Computerized physician order entry (CPOE), with adequate drug safety screening, soon will be a standard for hospitals that care for the millions of patients covered by employee health plans at many of the nation's Fortune 500 companies. The CPOE standard, which was in the planning stages well before publication of the Institute of Medicine (IOM) report, is one of the patient safety standards being initiated by the Leapfrog Group, a think tank that represents several large employer organizations including General Motors, Pacific Business Group on Health, and the Minnesota-based Business Health Care Action Group. Additionally, the safety initiatives are being supported by the Business Roundtable, a club to which a very large number of Fortune 500 company CEOs belong.
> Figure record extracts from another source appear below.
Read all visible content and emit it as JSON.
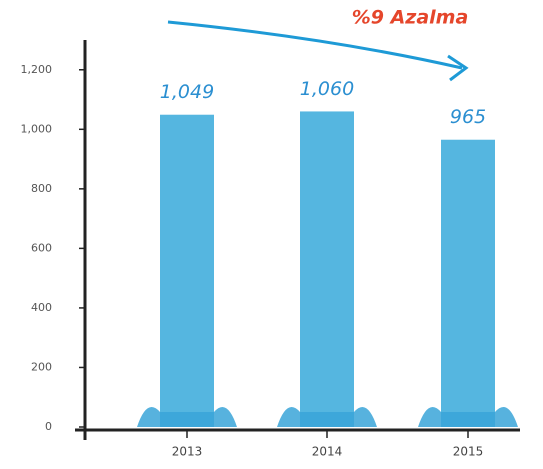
{
  "chart_data": {
    "type": "bar",
    "annotation": "%9 Azalma",
    "categories": [
      "2013",
      "2014",
      "2015"
    ],
    "values": [
      1049,
      1060,
      965
    ],
    "value_labels": [
      "1,049",
      "1,060",
      "965"
    ],
    "color": "#55b6e0",
    "ylim": [
      0,
      1300
    ],
    "yticks": [
      0,
      200,
      400,
      600,
      800,
      {
        "value": 1000,
        "label": "1,000"
      },
      {
        "value": 1200,
        "label": "1,200"
      }
    ]
  }
}
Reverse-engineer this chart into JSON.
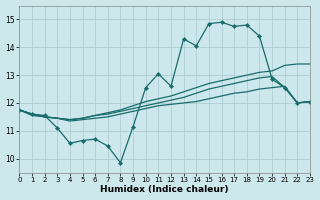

The CPOE standard stems from JAMA-published research1 showing that serious prescribing errors in hospitals can be reduced by 55% with CPOE systems that alert practitioners when drug allergies, drug interactions, and drug overdoses are recognized by the computer software. The purchaser-led effort will call for mandatory physician use of CPOE linked to prescribing error prevention software. To meet the standard, a hospital will have to demonstrate that its software intercepts a minimum percentage of common, serious prescribing errors, utilizing test cases and a testing protocol being developed by ISMP. The protocol will be modeled after the field test published in the February 10, 1999, ISMP Medication Safety Alert! Hospitals will have to warrant their interception rates and publicly post them on an ISMP-designated web site. A date will be set by which hospitals must have these systems in place in order to meet the purchasing standard. The Leapfrog purchasing standards are expected to be finalized and publicly released this year.

One of the recommendations made in the recent IOM report (To Error is Human: Building a Safer Health Care System, Washington DC, 1999, Institute of Medicine) states that public and private purchasers of health care should provide organizations with incentives to demonstrate continuous improvement in patient safety. Look for additional purchasing standards similar to CPOE, where purchasers apply market incentives in order to reward health systems that demonstrate specific quality and safety enhancements.

References: 1) Bates DW, Leape LL, Cullen DJ et al. Effect of computerized physician order entry and a team intervention on prevention of serious medication errors. JAMA 1998;280:1311-16.